FAUT-IL INTERDIRE LE POKE-BOWL ?

poke bowl interdit

Vous rêvez de payer dix-sept euros pour un vague assemblage avocat-saumon fumé dans un céramique importé Sifnos ? Le tout servi par un serveur à man-bun ? Alors, passez votre chemin…

Un « Poke » Bowl se prononce traditionnellement « Pokai » et non pas Poke. Il est sinon rapide de le confondre avec cette ancestrale technique de drague/harcèlement amical développée par Facebook qui, contrairement au plat des îles d’Hawaï, n’a jamais remporté un franc succès. Ce repas sur le pouce, le pêcheur des îles Sandwich y a droit après avoir éviscéré ses poissons, ôté les arrêtes et la peau (à la sueur de son front ). La dernière étape consistant à les découper en cubes.
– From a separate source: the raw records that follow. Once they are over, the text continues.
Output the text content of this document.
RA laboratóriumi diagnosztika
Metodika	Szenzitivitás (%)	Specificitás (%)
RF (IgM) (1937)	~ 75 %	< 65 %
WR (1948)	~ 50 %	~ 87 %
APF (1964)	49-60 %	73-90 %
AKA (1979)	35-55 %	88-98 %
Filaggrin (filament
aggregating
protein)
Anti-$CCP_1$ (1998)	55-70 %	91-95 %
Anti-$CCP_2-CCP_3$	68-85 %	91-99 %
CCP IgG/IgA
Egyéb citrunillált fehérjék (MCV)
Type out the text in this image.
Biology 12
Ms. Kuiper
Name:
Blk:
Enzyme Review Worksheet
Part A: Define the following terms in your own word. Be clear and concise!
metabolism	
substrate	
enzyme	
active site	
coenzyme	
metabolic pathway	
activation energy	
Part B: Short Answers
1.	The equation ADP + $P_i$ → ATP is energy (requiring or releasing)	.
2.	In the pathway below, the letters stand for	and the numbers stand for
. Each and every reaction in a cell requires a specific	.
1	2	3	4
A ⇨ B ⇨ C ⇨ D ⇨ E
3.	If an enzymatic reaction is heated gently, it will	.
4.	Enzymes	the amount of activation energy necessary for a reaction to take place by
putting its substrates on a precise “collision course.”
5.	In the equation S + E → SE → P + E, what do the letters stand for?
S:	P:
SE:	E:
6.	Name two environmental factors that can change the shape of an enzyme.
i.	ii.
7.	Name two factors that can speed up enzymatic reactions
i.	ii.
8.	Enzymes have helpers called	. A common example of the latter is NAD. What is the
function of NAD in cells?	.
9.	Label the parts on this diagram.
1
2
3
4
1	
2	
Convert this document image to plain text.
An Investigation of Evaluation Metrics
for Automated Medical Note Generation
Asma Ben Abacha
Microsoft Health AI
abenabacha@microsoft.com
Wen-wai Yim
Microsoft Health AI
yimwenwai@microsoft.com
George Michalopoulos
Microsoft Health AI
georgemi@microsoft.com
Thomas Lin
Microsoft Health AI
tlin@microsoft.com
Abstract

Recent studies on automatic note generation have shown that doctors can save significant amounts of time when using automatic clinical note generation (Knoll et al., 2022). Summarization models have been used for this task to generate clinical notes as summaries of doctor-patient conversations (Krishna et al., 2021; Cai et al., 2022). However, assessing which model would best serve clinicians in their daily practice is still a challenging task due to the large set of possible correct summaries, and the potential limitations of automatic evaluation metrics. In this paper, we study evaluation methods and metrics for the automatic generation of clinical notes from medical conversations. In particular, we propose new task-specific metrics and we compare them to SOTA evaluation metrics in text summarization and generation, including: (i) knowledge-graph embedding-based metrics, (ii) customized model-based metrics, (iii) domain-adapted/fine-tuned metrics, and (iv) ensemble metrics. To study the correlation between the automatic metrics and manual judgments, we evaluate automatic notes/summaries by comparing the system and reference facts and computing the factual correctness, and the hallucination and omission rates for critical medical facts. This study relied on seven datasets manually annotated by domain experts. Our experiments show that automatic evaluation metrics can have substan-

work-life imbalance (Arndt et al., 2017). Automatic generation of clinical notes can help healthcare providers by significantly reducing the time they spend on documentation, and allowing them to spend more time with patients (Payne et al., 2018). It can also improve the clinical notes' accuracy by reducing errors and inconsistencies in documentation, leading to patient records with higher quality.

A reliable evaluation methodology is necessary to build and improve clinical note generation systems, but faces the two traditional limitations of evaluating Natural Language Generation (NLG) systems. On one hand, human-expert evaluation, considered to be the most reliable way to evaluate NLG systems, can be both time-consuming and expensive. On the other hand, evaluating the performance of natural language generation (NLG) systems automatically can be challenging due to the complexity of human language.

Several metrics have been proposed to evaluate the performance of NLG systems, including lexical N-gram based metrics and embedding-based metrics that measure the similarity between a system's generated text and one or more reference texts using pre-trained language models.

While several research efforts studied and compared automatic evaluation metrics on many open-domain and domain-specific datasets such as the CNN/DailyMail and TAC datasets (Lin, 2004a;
L’assaisonnement était plus classique, quelques algues restées coincées dans le maillot de bain, des fruits locaux et un peu de sel de mer gratté le long du littoral. 

En France, on y a droit depuis 2016, et aujourd’hui ce sont pas moins de 300 lieux qui proposent la dégustation du bowl magique, rien qu’à Paris. Même les restos plus traditionnels se plient à cette tendance. Il est désormais possible de commander un poke-bowl et un os à moelle sur une nappe Vichy en terrasse. Le désamour de la brasserie serait-il uniquement dû à la lassitude de la salade Caesar ? À l’anxiété de se retrouver coincé entre Charlotte et Fabien sur la banquette lorsque le débat « vaccin pas vaccin» va jaillir, juste avant la commande des cafés gourmands ? Sommes-nous réellement préservés du small talk dans la file d’attente de 30 minutes devant SuperPoke3000 ? Une rumeur court : les salons de coiffure fileraient des tips aux jeunes start-uppers – qui ont hésité entre l’ouverture d’un CBD shop et le Poke shop – pour leur invention des meilleurs jeux de mots à associer au mot « Poke ».


ATOUTS D’UN FAST-FOOD 

Le poke-bowl dans son carton humide, c’est surtout l’assurance sécurisante de pouvoir le manger sur son bureau en matant le dernier épisode de Succession, avant la reprise des hostilités. C’est presque comme être à la maison, sauf qu’on a dû remettre un pantalon. Chez soi, le repas pouvait rapidement être une nectarine ou un toast de rillettes de thon. On se dit qu’on se fait quand même plus de bien avec l’arc en ciel saumon-betterave-carotte-cacahuète. L’impression de prendre soin de soi, à mi-chemin entre le laisser-aller du boulot en distanciel et la tenue minimum qu’on souhaite conserver. Est-ce grâce à la présence des mots « Yuzu » ou « Gingembre » que ce grand bol de riz donne l’impression à son client d’être une meilleure personne que son collègue et sa salade Monoprix ? Tout consommateur de gingembre était déjà considéré avec davantage de respect qu’un autre. Le poke bowl a les atouts d’un fast food (un fast food localisé en Suisse si on en croit les prix) sans la culpabilité de faire pleurer son foie. Mais sait-on d’où provient cette mangue en plein mois de février ? Pas plus que la fabrication d’un nuggets (enfin si… ça, on sait justement !). La vraie classe, finalement, est-ce que ça ne serait pas d’arriver au bureau avec son poke-bowl maison dans un lunch-box ? « Tu n’as pas mis de framboises dans ton Poke, Laurent ? » Et de pouvoir répondre fièrement « Ah bah non, les framboises, c’est pas la saison ! ».